PALO ALTO, CALIF. — Singapore injection molder First Engineering Ltd. this month is beginning to produce a plastic container in which Maxell Corp. of America will bundle different storage products.
A joint venture of Speck Product Design Inc. and First Engineering will produce the line of portable Bandit-brand media storage containers, initially supplying Maxell with 100,000 units a month for each of three products.
First Engineering made final design changes to the beryllium-copper insert tooling in late December and will mold the container of Montell copolymer polypropylene, according to J.R. Ong, First Engineering general manager.
Speck designer Josh Ferguson generated the unusual living hinge concept in April. Critical manufacturing factors include controlling hinge thickness and maintaining a minimal draft on fins to reduce a trapezoidal effect. Founding partner Craig Janik said Bandit prototypes are more functional than an inflexible high-impact polystyrene container now in use.

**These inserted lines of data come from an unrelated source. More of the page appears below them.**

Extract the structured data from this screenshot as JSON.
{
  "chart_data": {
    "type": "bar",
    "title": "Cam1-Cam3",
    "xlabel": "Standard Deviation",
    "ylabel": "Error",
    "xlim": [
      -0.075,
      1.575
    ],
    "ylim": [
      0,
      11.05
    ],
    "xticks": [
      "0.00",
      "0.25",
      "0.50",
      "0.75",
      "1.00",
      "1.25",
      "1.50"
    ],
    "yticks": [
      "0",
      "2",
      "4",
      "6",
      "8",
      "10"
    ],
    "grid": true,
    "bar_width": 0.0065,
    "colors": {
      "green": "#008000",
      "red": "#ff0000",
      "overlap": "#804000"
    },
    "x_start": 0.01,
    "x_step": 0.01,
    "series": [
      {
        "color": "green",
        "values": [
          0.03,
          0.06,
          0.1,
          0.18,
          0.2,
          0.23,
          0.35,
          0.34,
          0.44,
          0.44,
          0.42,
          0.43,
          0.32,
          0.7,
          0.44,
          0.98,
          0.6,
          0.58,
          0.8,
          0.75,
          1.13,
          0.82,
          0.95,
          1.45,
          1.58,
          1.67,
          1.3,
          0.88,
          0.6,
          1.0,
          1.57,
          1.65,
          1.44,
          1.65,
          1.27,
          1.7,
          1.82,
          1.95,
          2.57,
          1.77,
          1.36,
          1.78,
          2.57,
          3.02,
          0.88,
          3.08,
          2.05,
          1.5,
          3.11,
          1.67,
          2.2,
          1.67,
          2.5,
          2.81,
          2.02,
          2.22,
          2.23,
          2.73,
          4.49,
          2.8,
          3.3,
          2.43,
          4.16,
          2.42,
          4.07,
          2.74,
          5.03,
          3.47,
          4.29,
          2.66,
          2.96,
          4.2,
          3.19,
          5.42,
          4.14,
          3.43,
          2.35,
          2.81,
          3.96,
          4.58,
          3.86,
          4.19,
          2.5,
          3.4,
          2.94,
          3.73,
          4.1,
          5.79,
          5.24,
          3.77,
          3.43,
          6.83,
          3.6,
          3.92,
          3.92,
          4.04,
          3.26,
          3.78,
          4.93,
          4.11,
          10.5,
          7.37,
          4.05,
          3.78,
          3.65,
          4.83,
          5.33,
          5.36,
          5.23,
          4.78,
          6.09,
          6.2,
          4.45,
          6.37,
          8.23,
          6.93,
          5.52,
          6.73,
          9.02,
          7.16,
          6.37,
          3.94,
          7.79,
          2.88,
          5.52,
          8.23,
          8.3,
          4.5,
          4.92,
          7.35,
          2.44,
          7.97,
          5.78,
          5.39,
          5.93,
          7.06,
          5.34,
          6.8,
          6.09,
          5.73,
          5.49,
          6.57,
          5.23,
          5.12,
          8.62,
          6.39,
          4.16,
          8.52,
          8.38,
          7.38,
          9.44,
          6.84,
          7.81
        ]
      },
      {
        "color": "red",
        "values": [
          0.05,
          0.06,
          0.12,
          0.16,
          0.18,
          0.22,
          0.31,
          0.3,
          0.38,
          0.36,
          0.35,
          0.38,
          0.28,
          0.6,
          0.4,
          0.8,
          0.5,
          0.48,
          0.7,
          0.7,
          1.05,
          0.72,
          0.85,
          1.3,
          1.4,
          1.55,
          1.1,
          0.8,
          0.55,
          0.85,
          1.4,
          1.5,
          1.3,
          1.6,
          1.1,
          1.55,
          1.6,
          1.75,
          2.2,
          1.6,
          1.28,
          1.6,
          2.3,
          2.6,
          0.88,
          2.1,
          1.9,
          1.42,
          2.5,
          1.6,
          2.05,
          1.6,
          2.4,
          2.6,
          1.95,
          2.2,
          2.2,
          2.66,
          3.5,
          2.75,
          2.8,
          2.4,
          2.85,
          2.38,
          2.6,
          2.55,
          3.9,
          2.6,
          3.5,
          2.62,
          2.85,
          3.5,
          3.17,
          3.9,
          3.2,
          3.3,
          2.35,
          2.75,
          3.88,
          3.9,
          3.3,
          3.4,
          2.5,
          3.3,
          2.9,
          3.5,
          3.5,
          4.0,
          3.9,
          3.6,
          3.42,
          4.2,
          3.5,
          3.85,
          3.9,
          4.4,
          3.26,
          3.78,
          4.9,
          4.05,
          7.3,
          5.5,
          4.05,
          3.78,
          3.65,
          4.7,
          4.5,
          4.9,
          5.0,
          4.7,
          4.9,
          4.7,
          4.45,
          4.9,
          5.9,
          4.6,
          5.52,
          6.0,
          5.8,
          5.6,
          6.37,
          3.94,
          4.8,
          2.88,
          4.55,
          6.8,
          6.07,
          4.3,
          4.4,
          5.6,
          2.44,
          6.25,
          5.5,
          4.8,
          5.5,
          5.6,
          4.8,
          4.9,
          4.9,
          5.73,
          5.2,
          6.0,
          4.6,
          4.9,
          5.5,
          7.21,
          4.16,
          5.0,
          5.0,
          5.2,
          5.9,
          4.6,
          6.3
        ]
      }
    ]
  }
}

Speck worked with GLS Corp.'s thermoplastic elastomers division of McHenry, Ill., to select Dynaflex G2706, a soft TPE, for the closing band.
``The band must stretch almost 50 percent,'' Janik said in an interview at his Palo Alto office.
Idea Tooling and Engineering of Carson, Calif., injection molded the first bands.
Speck's ownership of the intellectual property and its venture with First Engineering ``allows us to get the maximum [return] from our product'' and more than a licensing arrangement, Janik said.
Janik and three partners formed Speck in January 1996. The firm employs 10 and had 1998 sales of $1.4 million for design services, mostly dealing with mechanical innovation and invention.
First Engineering, formed in 1980, operates seven plants in Singapore, Malaysia and China. The publicly traded firm makes high-precision tools and operates 150 injection molding machines in clean room environments.